Depending on the operation that is performed on the table, ptt will position the cursor character such that when the editor reads its output, it can know where to move the actual editor cursor.

For example, assume that the following is the content of a file that is open in vim and vim’s cursor is at the ‘X’:

| Item    |XPrice [$] | Qty. |
|---------+-----------+------|
| Lemons  |      3.00 | 2.00 |
| Apples  |      2.00 | 4.00 |
| Chicken |     10.00 | 1.00 |

The ‘Price’ column can be moved to the right by running the following in vim:

:execute "normal i~\<Esc>vap:!ptt column right -\<CR>/\\~\<CR>r "

This results in the following table, where the second column is now the third and vim’s cursor followed the motion.

| Item    | Qty. |XPrice [$] |
|---------+------+-----------|
| Lemons  | 2.00 |      3.00 |
| Apples  | 4.00 |      2.00 |
| Chicken | 1.00 |     10.00 |

All the macro did is to perform the four steps mentioned above.
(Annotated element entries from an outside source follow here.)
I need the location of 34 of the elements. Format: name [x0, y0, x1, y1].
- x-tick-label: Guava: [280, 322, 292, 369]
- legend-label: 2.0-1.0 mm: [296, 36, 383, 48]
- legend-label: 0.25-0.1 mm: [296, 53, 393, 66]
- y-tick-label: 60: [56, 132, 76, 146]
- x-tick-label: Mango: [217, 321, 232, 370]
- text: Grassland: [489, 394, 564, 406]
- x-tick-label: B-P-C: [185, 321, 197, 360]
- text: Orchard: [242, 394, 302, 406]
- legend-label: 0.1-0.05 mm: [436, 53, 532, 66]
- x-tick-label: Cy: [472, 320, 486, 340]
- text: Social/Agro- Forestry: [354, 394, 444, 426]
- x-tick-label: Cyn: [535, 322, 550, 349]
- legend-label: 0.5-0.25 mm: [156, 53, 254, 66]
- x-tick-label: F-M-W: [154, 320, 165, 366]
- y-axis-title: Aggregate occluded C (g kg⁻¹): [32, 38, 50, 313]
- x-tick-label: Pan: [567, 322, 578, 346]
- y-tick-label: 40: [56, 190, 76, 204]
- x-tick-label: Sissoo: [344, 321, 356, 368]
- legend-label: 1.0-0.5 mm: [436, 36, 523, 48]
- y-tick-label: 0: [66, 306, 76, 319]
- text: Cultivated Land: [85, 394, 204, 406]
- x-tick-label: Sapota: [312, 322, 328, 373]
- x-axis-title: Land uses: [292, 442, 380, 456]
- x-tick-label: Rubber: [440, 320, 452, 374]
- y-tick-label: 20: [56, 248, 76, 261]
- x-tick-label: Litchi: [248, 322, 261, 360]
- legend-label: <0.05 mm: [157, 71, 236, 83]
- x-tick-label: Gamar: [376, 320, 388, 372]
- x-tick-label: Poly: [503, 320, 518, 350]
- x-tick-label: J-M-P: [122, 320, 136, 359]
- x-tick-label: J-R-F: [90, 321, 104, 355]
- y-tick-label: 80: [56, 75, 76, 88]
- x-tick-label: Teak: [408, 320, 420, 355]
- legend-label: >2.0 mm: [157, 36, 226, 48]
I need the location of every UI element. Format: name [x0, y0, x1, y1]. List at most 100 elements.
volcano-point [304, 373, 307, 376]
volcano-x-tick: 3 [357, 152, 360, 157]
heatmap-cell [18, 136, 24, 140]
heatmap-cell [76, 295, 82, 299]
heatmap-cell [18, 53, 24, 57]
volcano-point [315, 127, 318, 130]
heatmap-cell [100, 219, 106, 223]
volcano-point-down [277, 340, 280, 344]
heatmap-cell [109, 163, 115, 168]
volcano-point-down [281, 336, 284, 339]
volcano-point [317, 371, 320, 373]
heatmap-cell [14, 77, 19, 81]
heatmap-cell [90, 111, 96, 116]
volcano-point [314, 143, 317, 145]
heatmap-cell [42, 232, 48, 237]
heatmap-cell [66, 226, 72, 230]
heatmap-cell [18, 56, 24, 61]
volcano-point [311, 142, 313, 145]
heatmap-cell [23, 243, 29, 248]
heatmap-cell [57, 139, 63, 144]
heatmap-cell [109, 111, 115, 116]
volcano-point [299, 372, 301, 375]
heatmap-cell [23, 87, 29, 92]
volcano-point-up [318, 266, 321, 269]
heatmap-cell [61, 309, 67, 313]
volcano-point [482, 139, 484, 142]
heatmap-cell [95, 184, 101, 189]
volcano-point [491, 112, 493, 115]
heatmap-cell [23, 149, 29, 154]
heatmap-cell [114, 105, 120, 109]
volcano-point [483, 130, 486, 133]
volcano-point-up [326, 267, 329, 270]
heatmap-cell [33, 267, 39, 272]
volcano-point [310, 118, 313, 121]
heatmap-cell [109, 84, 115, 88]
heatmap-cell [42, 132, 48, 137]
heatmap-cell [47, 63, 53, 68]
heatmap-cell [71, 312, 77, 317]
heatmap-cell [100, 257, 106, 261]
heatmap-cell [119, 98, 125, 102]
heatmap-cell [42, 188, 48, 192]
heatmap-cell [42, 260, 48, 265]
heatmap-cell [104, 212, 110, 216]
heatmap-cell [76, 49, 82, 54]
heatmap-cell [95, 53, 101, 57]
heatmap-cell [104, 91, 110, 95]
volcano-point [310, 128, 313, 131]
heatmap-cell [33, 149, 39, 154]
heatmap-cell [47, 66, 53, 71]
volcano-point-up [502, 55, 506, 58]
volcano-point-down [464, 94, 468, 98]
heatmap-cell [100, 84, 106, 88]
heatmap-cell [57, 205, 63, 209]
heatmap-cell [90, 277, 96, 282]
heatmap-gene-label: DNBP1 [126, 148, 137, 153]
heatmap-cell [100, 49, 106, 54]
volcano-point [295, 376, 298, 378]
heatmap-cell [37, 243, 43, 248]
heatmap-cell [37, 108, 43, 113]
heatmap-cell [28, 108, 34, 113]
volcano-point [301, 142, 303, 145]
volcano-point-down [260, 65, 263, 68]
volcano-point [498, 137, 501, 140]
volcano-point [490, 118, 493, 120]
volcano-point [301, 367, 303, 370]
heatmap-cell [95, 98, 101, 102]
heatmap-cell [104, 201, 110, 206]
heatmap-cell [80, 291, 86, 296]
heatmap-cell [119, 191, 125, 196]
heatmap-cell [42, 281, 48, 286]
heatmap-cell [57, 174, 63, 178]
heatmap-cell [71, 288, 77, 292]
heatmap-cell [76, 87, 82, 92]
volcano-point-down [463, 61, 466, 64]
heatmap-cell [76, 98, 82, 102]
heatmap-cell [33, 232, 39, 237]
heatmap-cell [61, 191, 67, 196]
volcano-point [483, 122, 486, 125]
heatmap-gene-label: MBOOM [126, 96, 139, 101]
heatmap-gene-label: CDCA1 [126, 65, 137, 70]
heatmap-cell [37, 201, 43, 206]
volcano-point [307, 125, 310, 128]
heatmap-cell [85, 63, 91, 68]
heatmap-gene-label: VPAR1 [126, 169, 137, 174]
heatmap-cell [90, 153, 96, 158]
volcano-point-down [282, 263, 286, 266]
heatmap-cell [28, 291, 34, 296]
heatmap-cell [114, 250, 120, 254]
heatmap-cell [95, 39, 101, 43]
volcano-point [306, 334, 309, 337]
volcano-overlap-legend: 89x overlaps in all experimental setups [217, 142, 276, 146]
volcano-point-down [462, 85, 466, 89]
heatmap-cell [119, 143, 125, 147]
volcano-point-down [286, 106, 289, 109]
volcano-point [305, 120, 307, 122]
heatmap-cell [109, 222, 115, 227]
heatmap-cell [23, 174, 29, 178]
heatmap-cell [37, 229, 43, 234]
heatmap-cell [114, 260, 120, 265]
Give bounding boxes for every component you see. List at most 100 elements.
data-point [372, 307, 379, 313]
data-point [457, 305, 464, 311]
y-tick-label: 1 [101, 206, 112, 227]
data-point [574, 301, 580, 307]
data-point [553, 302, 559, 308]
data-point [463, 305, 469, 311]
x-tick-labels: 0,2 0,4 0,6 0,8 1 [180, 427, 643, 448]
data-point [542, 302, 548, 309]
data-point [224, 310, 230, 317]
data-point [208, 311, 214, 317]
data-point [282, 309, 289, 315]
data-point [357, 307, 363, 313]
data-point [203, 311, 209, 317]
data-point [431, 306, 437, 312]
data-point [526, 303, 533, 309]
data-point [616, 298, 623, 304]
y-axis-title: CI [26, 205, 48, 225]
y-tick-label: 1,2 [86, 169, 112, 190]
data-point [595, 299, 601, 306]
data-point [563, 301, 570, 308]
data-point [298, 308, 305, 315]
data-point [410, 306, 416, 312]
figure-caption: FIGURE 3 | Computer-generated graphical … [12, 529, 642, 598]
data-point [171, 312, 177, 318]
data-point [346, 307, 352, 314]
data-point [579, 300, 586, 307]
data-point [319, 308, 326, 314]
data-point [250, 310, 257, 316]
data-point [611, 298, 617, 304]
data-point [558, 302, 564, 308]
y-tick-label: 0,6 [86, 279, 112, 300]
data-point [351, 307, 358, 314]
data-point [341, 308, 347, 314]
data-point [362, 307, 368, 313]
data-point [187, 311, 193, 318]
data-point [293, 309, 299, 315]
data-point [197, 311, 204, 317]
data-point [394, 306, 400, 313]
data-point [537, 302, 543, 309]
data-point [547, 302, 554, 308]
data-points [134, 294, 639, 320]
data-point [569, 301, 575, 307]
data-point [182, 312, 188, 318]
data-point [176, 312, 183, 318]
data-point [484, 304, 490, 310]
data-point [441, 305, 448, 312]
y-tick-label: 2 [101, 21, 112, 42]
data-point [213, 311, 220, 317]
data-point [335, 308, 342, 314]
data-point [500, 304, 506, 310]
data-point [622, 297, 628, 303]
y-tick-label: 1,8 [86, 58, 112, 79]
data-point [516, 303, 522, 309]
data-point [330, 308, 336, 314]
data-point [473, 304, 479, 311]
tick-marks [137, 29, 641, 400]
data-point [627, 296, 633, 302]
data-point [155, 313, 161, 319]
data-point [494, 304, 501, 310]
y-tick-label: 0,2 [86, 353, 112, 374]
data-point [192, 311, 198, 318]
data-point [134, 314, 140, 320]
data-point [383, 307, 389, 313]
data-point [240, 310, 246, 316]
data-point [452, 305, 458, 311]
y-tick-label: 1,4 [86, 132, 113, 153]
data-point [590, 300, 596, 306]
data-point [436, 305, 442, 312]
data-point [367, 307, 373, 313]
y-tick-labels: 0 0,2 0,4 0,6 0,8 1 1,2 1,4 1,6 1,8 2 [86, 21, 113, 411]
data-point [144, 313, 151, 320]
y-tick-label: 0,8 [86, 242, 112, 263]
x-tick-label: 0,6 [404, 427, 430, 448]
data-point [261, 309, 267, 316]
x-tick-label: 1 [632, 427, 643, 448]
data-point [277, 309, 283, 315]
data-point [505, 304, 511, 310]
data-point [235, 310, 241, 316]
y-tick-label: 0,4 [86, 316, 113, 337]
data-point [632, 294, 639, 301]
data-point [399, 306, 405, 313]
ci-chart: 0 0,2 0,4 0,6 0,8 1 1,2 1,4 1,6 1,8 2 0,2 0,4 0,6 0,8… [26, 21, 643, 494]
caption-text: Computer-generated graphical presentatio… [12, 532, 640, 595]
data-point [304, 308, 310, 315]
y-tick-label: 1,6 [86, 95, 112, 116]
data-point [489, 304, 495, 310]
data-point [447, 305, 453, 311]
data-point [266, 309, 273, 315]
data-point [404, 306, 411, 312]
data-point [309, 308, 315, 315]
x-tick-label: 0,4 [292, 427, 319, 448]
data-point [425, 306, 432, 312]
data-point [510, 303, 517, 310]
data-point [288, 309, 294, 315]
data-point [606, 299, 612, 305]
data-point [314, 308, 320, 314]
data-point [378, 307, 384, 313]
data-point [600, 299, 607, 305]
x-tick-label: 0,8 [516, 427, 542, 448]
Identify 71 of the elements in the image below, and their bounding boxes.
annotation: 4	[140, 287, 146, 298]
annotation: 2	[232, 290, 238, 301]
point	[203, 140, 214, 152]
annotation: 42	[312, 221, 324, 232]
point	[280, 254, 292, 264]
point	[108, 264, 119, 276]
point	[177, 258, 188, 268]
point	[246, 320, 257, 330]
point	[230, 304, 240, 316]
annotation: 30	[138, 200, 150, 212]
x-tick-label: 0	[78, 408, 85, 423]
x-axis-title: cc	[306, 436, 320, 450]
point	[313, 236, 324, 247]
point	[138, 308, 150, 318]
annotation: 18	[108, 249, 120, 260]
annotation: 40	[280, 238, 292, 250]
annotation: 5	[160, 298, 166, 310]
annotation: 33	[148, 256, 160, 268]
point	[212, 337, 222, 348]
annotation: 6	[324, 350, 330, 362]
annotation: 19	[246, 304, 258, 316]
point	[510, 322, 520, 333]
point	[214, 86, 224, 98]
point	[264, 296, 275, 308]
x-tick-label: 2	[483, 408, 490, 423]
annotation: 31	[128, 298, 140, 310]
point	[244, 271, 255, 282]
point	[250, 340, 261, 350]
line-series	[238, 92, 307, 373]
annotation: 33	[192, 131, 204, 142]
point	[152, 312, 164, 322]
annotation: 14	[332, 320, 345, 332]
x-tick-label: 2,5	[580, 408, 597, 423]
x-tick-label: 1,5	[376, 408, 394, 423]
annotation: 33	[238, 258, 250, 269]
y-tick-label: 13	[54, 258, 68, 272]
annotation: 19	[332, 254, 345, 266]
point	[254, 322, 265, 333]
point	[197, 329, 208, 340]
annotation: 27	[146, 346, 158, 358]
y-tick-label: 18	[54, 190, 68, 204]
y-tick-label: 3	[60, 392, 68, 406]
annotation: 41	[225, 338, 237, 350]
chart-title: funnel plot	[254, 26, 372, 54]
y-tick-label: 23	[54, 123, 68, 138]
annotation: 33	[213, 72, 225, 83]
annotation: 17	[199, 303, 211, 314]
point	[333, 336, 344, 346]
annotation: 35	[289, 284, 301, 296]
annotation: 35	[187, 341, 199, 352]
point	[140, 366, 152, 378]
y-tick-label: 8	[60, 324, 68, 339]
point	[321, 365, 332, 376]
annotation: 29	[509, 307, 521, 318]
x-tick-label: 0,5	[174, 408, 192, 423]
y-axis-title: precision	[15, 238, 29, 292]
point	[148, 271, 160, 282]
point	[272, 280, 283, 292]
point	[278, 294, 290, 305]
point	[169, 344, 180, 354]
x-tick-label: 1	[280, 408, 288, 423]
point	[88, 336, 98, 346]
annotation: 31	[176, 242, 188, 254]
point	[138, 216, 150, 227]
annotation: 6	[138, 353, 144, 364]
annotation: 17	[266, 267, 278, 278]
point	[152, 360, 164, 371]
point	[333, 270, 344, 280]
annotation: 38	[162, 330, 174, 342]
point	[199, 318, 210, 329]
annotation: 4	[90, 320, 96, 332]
However, instead of writing these confusing macros manually, one would ideally write bindings for their editor of choice to interact with ptt. At the time of writing I have implemented bindings for the vim and vis editors. These can be used as examples by anyone wishing to write bindings for another editor.

I’m aware that calling an external tool for every operation performed on a table is not very efficient. However, I believe it is a worthy trade-off to enable different editors to benefit from ptt. Furthermore, ptt is written in POSIX awk(1), which makes it very fast, portable, and free of dependencies.


  1. I knew of vim-table-mode, which is a powerful plain text table editor plugin for vim. However, I wanted something simpler that everyone could use, not just vim or vis users. 

  2. Vis users can still use the old plugin by cloning it from the ‘vis-tables’ branch. However, this plugin will no longer be maintained.